Spatially-embedded Recurrent Neural Networks: Bridging common structural and functional findings in neuroscience, including small-worldness, functional clustering in space and mixed selectivity
Jascha Achterberg, Danyal Akarca, Duncan Astle, John Duncan, University of Cambridge, United Kingdom; Daniel Strouse, Matthew Botvinick, DeepMind, United Kingdom
Posters 2 Poster
Pacific Ballroom H-O
Fri, 26 Aug, 19:30 - 21:30 Pacific Time (UTC -7)

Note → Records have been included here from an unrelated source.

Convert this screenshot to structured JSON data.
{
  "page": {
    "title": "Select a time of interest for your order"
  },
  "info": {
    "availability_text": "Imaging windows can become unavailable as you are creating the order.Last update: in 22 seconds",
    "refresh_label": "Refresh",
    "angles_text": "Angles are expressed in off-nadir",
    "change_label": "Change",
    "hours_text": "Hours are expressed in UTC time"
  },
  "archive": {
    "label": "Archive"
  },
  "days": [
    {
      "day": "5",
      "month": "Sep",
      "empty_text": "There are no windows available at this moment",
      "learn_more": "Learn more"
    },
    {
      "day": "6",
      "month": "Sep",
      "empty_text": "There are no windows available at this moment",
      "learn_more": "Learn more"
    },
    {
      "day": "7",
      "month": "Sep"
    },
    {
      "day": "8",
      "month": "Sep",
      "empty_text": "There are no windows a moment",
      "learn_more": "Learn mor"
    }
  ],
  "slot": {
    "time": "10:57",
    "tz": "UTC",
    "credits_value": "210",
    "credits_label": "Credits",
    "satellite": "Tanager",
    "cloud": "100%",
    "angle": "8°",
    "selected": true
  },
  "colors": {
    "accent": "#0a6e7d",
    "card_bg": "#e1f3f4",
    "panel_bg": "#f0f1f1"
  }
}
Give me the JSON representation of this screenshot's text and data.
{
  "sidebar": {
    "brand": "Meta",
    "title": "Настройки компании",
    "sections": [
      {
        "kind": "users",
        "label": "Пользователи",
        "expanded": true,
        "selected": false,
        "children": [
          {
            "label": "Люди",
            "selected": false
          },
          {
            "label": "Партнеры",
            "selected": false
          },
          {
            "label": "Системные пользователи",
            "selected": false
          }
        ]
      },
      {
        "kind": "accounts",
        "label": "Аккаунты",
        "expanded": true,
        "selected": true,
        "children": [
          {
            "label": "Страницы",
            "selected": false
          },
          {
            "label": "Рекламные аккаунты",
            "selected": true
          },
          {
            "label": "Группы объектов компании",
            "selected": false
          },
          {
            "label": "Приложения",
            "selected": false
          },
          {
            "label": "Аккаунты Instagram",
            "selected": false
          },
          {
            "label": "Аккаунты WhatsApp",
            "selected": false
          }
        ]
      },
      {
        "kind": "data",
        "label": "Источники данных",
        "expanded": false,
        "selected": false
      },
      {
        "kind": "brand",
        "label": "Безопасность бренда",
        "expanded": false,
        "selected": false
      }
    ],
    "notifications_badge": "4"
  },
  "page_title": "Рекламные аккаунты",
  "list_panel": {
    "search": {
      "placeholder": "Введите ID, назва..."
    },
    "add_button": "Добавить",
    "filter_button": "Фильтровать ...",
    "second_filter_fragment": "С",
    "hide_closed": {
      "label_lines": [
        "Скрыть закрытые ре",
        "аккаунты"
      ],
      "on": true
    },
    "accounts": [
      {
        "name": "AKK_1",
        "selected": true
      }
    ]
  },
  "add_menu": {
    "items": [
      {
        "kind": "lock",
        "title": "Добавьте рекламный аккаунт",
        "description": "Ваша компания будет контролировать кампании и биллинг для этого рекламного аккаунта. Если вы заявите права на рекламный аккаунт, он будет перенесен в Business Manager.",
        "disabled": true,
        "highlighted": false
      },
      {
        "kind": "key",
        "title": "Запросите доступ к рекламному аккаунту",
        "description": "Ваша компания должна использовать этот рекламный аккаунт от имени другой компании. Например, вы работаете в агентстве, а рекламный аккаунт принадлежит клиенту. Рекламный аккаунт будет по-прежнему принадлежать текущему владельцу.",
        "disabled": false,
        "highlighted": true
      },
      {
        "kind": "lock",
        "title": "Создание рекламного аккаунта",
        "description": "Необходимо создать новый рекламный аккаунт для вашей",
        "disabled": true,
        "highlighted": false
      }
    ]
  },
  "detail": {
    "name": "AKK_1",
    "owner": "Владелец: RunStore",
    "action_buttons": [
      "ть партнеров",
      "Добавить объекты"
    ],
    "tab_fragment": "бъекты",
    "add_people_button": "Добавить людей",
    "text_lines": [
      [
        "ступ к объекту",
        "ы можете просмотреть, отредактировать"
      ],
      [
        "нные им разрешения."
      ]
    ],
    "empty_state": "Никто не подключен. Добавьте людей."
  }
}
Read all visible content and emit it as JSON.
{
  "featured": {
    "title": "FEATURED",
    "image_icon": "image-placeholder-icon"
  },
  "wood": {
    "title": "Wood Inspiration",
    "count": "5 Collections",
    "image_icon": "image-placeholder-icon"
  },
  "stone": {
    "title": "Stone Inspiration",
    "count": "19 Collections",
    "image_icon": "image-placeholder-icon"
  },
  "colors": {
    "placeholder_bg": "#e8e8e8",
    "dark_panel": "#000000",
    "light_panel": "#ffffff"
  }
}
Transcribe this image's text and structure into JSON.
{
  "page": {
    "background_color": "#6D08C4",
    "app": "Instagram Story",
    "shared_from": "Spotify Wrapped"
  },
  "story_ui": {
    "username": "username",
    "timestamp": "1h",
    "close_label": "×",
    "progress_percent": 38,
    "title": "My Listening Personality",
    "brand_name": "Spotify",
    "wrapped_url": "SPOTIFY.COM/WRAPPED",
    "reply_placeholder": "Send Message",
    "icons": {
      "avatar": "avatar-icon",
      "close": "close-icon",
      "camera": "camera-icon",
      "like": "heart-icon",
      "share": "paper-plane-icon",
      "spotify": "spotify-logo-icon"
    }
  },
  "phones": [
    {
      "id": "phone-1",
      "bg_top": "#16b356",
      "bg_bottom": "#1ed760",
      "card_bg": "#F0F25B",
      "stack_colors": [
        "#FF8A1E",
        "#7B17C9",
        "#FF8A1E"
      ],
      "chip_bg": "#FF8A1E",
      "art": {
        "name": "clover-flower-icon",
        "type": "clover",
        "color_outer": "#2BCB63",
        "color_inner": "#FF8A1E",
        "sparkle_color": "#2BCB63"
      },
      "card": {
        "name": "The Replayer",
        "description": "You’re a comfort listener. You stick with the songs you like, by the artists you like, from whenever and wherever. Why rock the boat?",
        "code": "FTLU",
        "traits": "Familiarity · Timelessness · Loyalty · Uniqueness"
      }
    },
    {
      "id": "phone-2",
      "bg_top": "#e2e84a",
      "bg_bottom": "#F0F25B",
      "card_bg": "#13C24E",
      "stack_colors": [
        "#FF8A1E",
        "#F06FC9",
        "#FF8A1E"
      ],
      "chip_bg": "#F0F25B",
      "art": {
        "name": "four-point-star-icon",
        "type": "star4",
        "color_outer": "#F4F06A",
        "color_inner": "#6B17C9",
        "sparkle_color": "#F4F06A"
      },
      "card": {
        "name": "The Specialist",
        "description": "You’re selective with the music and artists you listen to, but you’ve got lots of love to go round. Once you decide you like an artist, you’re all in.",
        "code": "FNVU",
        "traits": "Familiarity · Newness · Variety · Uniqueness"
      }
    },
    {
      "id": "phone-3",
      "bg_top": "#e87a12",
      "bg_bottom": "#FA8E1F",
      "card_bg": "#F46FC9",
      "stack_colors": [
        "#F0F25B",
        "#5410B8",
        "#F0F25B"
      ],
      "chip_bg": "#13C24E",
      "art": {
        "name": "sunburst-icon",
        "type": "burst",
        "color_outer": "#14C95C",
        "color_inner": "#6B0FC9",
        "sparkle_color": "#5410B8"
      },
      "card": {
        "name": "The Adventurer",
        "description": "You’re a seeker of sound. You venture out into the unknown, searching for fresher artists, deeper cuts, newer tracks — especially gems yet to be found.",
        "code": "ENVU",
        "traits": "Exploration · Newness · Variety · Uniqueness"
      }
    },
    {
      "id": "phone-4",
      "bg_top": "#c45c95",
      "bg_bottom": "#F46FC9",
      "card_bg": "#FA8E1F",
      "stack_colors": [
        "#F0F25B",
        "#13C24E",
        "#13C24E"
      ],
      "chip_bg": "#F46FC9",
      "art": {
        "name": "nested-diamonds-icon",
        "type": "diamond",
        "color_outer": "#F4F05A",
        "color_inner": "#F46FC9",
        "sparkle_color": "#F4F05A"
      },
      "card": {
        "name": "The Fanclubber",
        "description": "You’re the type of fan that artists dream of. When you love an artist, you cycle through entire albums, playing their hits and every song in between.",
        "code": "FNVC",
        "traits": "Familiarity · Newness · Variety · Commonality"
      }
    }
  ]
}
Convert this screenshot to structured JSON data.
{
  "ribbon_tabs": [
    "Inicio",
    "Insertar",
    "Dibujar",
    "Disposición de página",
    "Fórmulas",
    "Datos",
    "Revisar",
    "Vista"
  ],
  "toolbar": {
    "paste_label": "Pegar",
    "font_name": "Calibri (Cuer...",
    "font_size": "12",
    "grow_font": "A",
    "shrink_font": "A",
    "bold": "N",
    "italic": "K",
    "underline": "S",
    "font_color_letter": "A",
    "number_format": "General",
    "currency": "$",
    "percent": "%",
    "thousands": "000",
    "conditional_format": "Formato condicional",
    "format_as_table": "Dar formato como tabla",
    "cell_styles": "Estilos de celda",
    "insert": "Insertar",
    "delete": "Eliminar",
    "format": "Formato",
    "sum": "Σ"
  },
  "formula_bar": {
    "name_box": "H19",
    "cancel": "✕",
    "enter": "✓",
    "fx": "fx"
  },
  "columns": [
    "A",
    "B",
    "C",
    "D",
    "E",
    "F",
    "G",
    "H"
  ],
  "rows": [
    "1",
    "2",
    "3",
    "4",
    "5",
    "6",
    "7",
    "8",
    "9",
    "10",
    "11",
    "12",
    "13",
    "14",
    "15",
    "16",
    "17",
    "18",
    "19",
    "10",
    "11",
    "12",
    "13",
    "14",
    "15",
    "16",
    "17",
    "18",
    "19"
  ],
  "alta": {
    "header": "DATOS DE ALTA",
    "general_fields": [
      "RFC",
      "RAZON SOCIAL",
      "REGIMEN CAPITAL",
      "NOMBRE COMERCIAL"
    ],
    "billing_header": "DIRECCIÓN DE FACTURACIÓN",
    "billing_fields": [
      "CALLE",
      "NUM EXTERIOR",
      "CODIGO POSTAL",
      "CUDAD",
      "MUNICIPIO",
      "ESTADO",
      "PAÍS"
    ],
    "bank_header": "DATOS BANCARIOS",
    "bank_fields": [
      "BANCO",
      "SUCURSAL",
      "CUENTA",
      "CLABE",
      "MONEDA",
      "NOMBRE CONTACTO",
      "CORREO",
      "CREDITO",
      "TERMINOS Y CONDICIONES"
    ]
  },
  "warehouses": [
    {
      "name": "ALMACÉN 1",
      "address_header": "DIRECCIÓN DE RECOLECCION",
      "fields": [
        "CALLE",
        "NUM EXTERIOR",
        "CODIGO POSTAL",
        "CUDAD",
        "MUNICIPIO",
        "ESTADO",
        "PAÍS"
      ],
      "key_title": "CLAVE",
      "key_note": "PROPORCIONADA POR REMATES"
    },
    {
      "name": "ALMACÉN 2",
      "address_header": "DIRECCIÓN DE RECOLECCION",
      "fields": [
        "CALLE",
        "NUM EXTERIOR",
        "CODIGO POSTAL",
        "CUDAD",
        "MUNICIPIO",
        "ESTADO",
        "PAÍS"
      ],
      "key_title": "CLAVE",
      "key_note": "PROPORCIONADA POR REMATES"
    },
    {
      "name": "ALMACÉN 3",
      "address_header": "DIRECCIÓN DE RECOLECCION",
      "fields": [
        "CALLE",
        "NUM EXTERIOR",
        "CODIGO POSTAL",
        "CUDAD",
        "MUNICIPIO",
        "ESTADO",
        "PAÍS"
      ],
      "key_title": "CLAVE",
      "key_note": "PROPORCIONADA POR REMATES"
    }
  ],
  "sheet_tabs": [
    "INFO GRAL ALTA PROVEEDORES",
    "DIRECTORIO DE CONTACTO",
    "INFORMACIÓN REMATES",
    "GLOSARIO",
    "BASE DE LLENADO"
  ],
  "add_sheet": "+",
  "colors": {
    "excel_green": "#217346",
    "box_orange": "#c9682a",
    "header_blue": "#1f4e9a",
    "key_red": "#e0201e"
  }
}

Brain networks exist in a biophysical world. In this world, the brain as a whole needs to control and navigate its organism within a complex environment, while its constituent neurons must economically balance the resources they use to grow connections. To build and sustain connections, they need to overcome the strain caused by long distances in physical 3D and their own topological space. Due to being exposed to the same basic forces and hence optimization problem, many brains converge on similar features in their structure and function. To observe the effects of these basic forces on a network’s optimization process, we introduce the spatially-embedded RNN (seRNN). We find that seRNNs, due to existing in 3D Euclidean and topological space, naturally converge on solving a task using modular small-world networks in which functionally similar units cluster in space and utilise a mixed selective code. This shows (a) how fundamental, but seemingly unrelated, neuroscientific findings can be attributed to a network’s biophysical optimization process and (b) how spatially-embedded neural networks can serve as model systems to bridge between structural and functional research communities to move neuroscientific understanding forward.